Wednesday, March 3, 2010

Post Script #4: Our Town

My oldest friend and newest acquaintance told me about seeing a stage production of Thorton Wilder's Our Town. (It's the story of life and death in an idyllic little New England town in the early 1900's.) Oldest friend/newest acquaintance said that she was moved by it.

I got the Paul Newman version from Netflix and watched it yesterday.

I was also moved - often in tears. (Although I never once considered turning the TV off.)

The part that affected me most was in the third act when the character Emily (who between acts 2 and 3 had died in childbirth) returned to her family to relive her 12th birthday. She was saddened by the realization that living humans are incapable of appreciating the value of life - even (or especially) the little moments. Beginning then to accept her condition as a dead person who must forget and no longer care, Emily said a wistful goodbye to all the little things - to sleeping and waking and eating and all the rest (something like the Buddhist "suchness").
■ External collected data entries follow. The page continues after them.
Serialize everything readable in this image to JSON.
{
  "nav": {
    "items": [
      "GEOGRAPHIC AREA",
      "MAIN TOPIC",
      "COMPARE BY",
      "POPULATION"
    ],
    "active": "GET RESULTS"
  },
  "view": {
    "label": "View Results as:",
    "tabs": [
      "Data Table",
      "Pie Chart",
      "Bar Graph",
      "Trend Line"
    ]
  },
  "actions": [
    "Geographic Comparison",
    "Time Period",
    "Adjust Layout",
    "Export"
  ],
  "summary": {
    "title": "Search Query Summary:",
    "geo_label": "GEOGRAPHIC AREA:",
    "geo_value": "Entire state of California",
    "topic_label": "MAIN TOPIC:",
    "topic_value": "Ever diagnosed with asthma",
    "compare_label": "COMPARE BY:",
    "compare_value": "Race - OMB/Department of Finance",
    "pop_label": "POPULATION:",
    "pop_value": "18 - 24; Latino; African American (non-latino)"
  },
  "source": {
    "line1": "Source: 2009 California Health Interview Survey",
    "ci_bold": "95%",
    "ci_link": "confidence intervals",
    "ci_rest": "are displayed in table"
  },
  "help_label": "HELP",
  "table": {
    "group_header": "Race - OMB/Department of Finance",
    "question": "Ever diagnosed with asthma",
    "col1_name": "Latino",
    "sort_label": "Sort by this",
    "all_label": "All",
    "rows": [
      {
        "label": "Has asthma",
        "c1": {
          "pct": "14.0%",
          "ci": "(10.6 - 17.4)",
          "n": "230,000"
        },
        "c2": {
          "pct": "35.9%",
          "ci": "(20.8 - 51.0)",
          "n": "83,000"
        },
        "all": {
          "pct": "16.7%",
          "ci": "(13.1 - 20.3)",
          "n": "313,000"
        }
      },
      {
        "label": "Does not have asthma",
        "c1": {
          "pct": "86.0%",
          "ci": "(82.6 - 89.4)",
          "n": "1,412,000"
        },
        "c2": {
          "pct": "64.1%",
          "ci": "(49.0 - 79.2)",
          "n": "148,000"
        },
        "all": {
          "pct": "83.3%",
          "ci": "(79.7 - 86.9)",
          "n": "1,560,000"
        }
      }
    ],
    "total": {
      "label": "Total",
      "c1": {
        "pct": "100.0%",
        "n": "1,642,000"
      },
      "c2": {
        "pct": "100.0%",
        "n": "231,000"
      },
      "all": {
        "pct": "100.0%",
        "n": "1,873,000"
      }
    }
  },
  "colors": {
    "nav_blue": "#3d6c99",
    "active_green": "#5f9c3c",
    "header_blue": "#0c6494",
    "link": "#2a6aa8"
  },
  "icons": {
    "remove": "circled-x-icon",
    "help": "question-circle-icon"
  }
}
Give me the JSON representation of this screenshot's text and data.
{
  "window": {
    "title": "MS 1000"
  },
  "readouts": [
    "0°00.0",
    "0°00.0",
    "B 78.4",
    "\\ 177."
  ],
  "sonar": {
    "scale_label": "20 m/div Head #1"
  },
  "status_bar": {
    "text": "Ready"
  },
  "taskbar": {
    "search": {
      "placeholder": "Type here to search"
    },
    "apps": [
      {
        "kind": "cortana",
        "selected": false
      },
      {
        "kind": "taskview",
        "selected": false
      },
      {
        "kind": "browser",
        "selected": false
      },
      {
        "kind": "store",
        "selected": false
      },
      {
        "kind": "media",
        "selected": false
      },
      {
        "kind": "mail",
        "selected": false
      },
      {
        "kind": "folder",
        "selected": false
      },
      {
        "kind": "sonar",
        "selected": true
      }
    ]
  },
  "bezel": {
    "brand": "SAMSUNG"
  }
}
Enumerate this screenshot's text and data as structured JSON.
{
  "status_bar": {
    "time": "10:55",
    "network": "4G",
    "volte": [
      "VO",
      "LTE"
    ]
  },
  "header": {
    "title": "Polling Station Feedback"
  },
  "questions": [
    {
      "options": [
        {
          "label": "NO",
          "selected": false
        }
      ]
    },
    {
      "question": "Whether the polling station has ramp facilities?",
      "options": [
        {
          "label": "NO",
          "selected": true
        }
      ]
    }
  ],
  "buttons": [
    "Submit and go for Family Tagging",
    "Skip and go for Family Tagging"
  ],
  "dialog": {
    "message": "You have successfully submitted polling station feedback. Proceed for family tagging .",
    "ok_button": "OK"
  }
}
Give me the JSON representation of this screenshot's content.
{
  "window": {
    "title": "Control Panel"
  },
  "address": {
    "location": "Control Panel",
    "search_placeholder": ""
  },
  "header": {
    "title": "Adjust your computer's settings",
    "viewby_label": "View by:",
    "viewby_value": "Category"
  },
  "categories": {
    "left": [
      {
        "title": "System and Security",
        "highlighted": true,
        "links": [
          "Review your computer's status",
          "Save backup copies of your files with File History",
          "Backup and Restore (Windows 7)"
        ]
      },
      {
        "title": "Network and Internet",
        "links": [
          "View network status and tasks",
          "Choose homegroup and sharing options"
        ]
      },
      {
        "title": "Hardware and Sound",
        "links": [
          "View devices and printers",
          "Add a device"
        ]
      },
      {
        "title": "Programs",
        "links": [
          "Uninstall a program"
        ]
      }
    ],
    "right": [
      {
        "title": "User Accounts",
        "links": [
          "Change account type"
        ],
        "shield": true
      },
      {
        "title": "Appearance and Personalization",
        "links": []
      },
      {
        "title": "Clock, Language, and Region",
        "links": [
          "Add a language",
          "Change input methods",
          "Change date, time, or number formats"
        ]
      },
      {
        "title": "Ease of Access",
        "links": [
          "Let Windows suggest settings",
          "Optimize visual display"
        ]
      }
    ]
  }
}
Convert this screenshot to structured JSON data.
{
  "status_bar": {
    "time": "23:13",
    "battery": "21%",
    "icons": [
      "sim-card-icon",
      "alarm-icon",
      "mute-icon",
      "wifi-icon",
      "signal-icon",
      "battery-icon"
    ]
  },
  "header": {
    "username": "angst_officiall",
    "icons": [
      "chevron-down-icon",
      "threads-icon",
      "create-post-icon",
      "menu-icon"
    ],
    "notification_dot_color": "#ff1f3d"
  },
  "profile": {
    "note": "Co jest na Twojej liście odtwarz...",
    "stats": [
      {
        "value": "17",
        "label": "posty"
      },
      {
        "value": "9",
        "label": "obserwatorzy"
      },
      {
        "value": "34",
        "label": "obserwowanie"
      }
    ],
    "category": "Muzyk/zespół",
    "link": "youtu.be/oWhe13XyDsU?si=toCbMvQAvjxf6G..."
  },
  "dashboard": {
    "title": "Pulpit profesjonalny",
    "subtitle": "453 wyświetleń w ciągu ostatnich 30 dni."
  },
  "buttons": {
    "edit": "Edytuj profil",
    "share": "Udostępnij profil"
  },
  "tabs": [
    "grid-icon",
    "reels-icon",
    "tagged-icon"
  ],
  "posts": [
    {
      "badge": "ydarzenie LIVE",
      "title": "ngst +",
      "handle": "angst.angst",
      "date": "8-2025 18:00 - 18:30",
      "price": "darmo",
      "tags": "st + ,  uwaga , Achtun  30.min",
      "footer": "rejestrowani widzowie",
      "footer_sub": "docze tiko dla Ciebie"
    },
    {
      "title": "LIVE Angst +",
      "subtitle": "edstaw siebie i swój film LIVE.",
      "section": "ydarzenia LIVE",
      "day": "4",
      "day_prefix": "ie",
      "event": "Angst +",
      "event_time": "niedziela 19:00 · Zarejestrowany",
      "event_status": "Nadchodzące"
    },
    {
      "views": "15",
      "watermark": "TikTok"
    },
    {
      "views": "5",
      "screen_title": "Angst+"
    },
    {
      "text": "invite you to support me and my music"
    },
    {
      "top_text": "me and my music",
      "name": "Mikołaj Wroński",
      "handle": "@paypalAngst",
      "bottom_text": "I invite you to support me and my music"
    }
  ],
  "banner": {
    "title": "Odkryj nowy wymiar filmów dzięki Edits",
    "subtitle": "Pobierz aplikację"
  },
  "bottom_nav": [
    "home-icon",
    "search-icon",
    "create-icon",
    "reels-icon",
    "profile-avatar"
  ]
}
That is the part of Brenda's death that makes me most sad. Because almost to the very end she found some aspect of her life to value - if nothing more than sitting slumped at the kitchen table, half awake but still aware of the food channel on the little TV. And that night at the Hospice House when the male nurse who looked like a sad pirate told her she was probably dying and her eyes bright and aware darted around the room, I know that she was saying goodbye to life. Like Emily in the play, she was resigning herself to the final loss - to the moment when all stuff, all love,all everything would be gone. When there would be nothing.